Last year at this time, my Huntsman oncologist, Dr. Akerley, basically told me that if the therapy we chose didn’t work, he had nothing else up his sleeve. In the last year, immunotherapy trials, targeted trials, even (horrors) chemo combination trials that are options are everywhere. On any given day, there are two pages of trials for drugs with all kinds of letters that all spell “Hope.” And just yesterday, Merck got fast-tracked FDA approval for its PD-1 therapy for advanced Melanoma. It’s (probably) not helpful directly to me right now, but that immense development IS going to be helpful to many, many people now and eventually. There is also a skyrocketing company called Foundation One Medicine. They get a genetic profile from a tissue sample and match it to drugs that would be most effective. Simplistic explanation, but revolutionary. ( I reconnected with a friend I haven’t talked to in a long time. Guess where she works now? My tests are being fast-tracked. Thanks, Maureen.) Cancer treatment is evolving geometrically. As Patrick said last year, it won’t be too long til we look back and are horrified at the barbaric treatments (hello, chemo) we put people through. I wrote down several of my own pages of notes.
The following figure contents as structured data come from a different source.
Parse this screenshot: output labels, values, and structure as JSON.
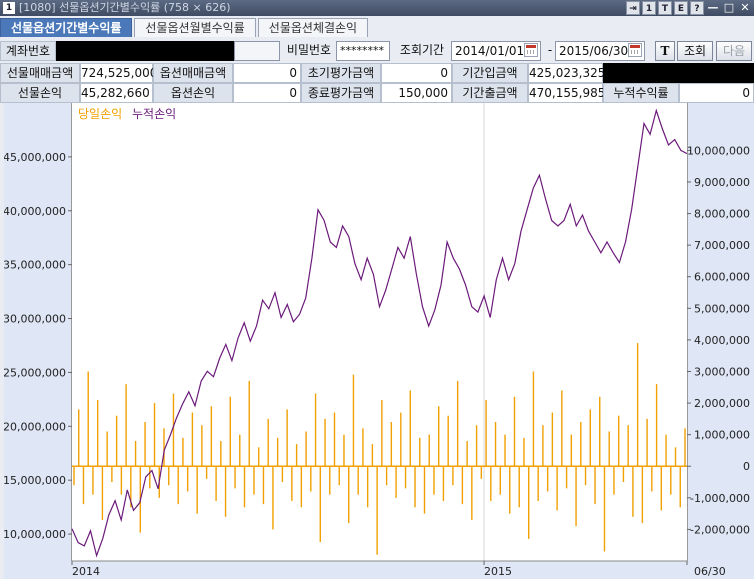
{
  "window": {
    "app_icon": "1",
    "title": "[1080] 선물옵션기간별수익률 (758 × 626)",
    "buttons": [
      "⇥",
      "1",
      "T",
      "E",
      "?",
      "—",
      "□",
      "✕"
    ]
  },
  "tabs": [
    {
      "label": "선물옵션기간별수익률",
      "active": true
    },
    {
      "label": "선물옵션월별수익률",
      "active": false
    },
    {
      "label": "선물옵션체결손익",
      "active": false
    }
  ],
  "form": {
    "account_label": "계좌번호",
    "password_label": "비밀번호",
    "password_value": "********",
    "period_label": "조회기간",
    "start_date": "2014/01/01",
    "date_sep": "-",
    "end_date": "2015/06/30",
    "t_button": "T",
    "search_button": "조회",
    "next_button": "다음"
  },
  "summary": {
    "row1": [
      {
        "label": "선물매매금액",
        "value": "724,525,000"
      },
      {
        "label": "옵션매매금액",
        "value": "0"
      },
      {
        "label": "초기평가금액",
        "value": "0"
      },
      {
        "label": "기간입금액",
        "value": "425,023,325"
      }
    ],
    "row2": [
      {
        "label": "선물손익",
        "value": "45,282,660"
      },
      {
        "label": "옵션손익",
        "value": "0"
      },
      {
        "label": "종료평가금액",
        "value": "150,000"
      },
      {
        "label": "기간출금액",
        "value": "470,155,985"
      },
      {
        "label": "누적수익률",
        "value": "0"
      }
    ]
  },
  "colors": {
    "daily": "#f0a000",
    "cumulative": "#6b1a7a",
    "active_tab": "#4a78b8"
  },
  "chart_data": {
    "type": "bar+line",
    "legend": [
      {
        "name": "당일손익",
        "color": "#f0a000"
      },
      {
        "name": "누적손익",
        "color": "#6b1a7a"
      }
    ],
    "left_axis": {
      "min": 7500000,
      "max": 50000000,
      "ticks": [
        "10,000,000",
        "15,000,000",
        "20,000,000",
        "25,000,000",
        "30,000,000",
        "35,000,000",
        "40,000,000",
        "45,000,000"
      ],
      "tick_values": [
        10000000,
        15000000,
        20000000,
        25000000,
        30000000,
        35000000,
        40000000,
        45000000
      ]
    },
    "right_axis": {
      "min": -3000000,
      "max": 11500000,
      "ticks": [
        "10,000,000",
        "9,000,000",
        "8,000,000",
        "7,000,000",
        "6,000,000",
        "5,000,000",
        "4,000,000",
        "3,000,000",
        "2,000,000",
        "1,000,000",
        "0",
        "-1,000,000",
        "-2,000,000"
      ],
      "tick_values": [
        10000000,
        9000000,
        8000000,
        7000000,
        6000000,
        5000000,
        4000000,
        3000000,
        2000000,
        1000000,
        0,
        -1000000,
        -2000000
      ]
    },
    "x_labels": [
      {
        "label": "2014",
        "pos": 0.0
      },
      {
        "label": "2015",
        "pos": 0.67
      },
      {
        "label": "06/30",
        "pos": 1.0
      }
    ],
    "cumulative_series": {
      "name": "누적손익",
      "points": [
        [
          0.0,
          10500000
        ],
        [
          0.01,
          9200000
        ],
        [
          0.02,
          8900000
        ],
        [
          0.03,
          10300000
        ],
        [
          0.04,
          8000000
        ],
        [
          0.05,
          9600000
        ],
        [
          0.06,
          11800000
        ],
        [
          0.07,
          13100000
        ],
        [
          0.08,
          11300000
        ],
        [
          0.09,
          14100000
        ],
        [
          0.1,
          12200000
        ],
        [
          0.11,
          12900000
        ],
        [
          0.12,
          15300000
        ],
        [
          0.13,
          15900000
        ],
        [
          0.14,
          14200000
        ],
        [
          0.15,
          17800000
        ],
        [
          0.16,
          19200000
        ],
        [
          0.17,
          20800000
        ],
        [
          0.18,
          22100000
        ],
        [
          0.19,
          23200000
        ],
        [
          0.2,
          21900000
        ],
        [
          0.21,
          24200000
        ],
        [
          0.22,
          25100000
        ],
        [
          0.23,
          24600000
        ],
        [
          0.24,
          26300000
        ],
        [
          0.25,
          27600000
        ],
        [
          0.26,
          26100000
        ],
        [
          0.27,
          28200000
        ],
        [
          0.28,
          29600000
        ],
        [
          0.29,
          27900000
        ],
        [
          0.3,
          29300000
        ],
        [
          0.31,
          31700000
        ],
        [
          0.32,
          30900000
        ],
        [
          0.33,
          32400000
        ],
        [
          0.34,
          30100000
        ],
        [
          0.35,
          31300000
        ],
        [
          0.36,
          29700000
        ],
        [
          0.37,
          30400000
        ],
        [
          0.38,
          31900000
        ],
        [
          0.39,
          35600000
        ],
        [
          0.4,
          40100000
        ],
        [
          0.41,
          39100000
        ],
        [
          0.42,
          37100000
        ],
        [
          0.43,
          36600000
        ],
        [
          0.44,
          38600000
        ],
        [
          0.45,
          37600000
        ],
        [
          0.46,
          35100000
        ],
        [
          0.47,
          33600000
        ],
        [
          0.48,
          35600000
        ],
        [
          0.49,
          34100000
        ],
        [
          0.5,
          31100000
        ],
        [
          0.51,
          32600000
        ],
        [
          0.52,
          34600000
        ],
        [
          0.53,
          36600000
        ],
        [
          0.54,
          35600000
        ],
        [
          0.55,
          37600000
        ],
        [
          0.56,
          34100000
        ],
        [
          0.57,
          31100000
        ],
        [
          0.58,
          29300000
        ],
        [
          0.59,
          30800000
        ],
        [
          0.6,
          33100000
        ],
        [
          0.61,
          37100000
        ],
        [
          0.62,
          35600000
        ],
        [
          0.63,
          34600000
        ],
        [
          0.64,
          33100000
        ],
        [
          0.65,
          31100000
        ],
        [
          0.66,
          30600000
        ],
        [
          0.67,
          32100000
        ],
        [
          0.68,
          30100000
        ],
        [
          0.69,
          33600000
        ],
        [
          0.7,
          35600000
        ],
        [
          0.71,
          33600000
        ],
        [
          0.72,
          35100000
        ],
        [
          0.73,
          38100000
        ],
        [
          0.74,
          40100000
        ],
        [
          0.75,
          42100000
        ],
        [
          0.76,
          43300000
        ],
        [
          0.77,
          41100000
        ],
        [
          0.78,
          39100000
        ],
        [
          0.79,
          38600000
        ],
        [
          0.8,
          39100000
        ],
        [
          0.81,
          40600000
        ],
        [
          0.82,
          38600000
        ],
        [
          0.83,
          39600000
        ],
        [
          0.84,
          38100000
        ],
        [
          0.85,
          37100000
        ],
        [
          0.86,
          36100000
        ],
        [
          0.87,
          37100000
        ],
        [
          0.88,
          36100000
        ],
        [
          0.89,
          35200000
        ],
        [
          0.9,
          37100000
        ],
        [
          0.91,
          40100000
        ],
        [
          0.92,
          44100000
        ],
        [
          0.93,
          48100000
        ],
        [
          0.94,
          47100000
        ],
        [
          0.95,
          49300000
        ],
        [
          0.96,
          47600000
        ],
        [
          0.97,
          46100000
        ],
        [
          0.98,
          46600000
        ],
        [
          0.99,
          45600000
        ],
        [
          1.0,
          45300000
        ]
      ]
    },
    "daily_series": {
      "name": "당일손익",
      "values": [
        -600000,
        1800000,
        -1200000,
        3000000,
        -900000,
        2100000,
        -1700000,
        1100000,
        -500000,
        1600000,
        -900000,
        2600000,
        -1300000,
        800000,
        -2100000,
        1400000,
        -700000,
        2000000,
        -1000000,
        1200000,
        -600000,
        2300000,
        -1200000,
        900000,
        -800000,
        1700000,
        -1500000,
        1300000,
        -400000,
        1900000,
        -1100000,
        800000,
        -1600000,
        2200000,
        -700000,
        1000000,
        -1300000,
        2700000,
        -900000,
        600000,
        -1200000,
        1500000,
        -2000000,
        900000,
        -500000,
        1800000,
        -1100000,
        700000,
        -1300000,
        1100000,
        -800000,
        2300000,
        -2400000,
        1500000,
        -900000,
        1700000,
        -600000,
        1000000,
        -1800000,
        2900000,
        -900000,
        1200000,
        -1300000,
        700000,
        -2800000,
        2100000,
        -600000,
        1400000,
        -1000000,
        1700000,
        -700000,
        2400000,
        -1300000,
        900000,
        -1500000,
        1000000,
        -900000,
        1900000,
        -1100000,
        1600000,
        -600000,
        2700000,
        -1200000,
        800000,
        -1700000,
        1300000,
        -400000,
        2100000,
        -1100000,
        1400000,
        -900000,
        1000000,
        -1500000,
        2200000,
        -1300000,
        900000,
        -2300000,
        3000000,
        -1100000,
        1300000,
        -800000,
        1700000,
        -1400000,
        2400000,
        -700000,
        1000000,
        -1900000,
        1400000,
        -600000,
        1800000,
        -1200000,
        2200000,
        -2700000,
        1100000,
        -900000,
        1600000,
        -500000,
        1300000,
        -1600000,
        3900000,
        -1800000,
        1500000,
        -800000,
        2600000,
        -1400000,
        1000000,
        -900000,
        600000,
        -1300000,
        1200000
      ]
    }
  }
}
Then, I get an email from a network news producer in New York. We don’t know each other. Several of her friends had seen and sheared my story (thanks, social media!) and told her she had to help me. She is a more than 10-year thymic cancer survivor. And like all great producers (I know more than a few), she went to work, systematically, effectively. All Labor Day weekend. She personally knows the Wizard of Oz of Thymic Cancer expertise at Indiana University, Pat Loehrer and called him. She found out about a trial at the NCI (National Cancer Institute) that might work out for me. She called that researcher’s office to make sure they’d be ready when I called later. (The clinical trial nurse eventually called me because other friends had tracked down the trial and had been calling and stopping in (Thanks, Steven).
No details about that situation from me yet. as I am somewhat superstitious. But I am also cautiously optimistic that we may be on to something. In the meantime, my friends at Growing Bolder and Livestrong have launched an amazing social media campaign (see right side of blog page, sidebar), helping me spread the word about the importance of clinical trials. I mean, if this quest for a trial has been circuitous and challenging for me, with all my well-connected friends who’d do anything to keep me around to make them laugh for a few more years, I can’t imagine how daunting it is for single mom who doesn’t have a computer in downtown DC. Livestrong does an incredible job helping folks with their Navigation Center. But the fact that the Center is so busy tells me there needs to be even more help. Anyway, this is all happening on the day that the tv show “Stand Up to Cancer” is airing, hoping to raise $100 million for cancer research. For research. That’s clinical trials. We are on the same mission. And Unity is Strength. I never forget where I learned that. Livestrong.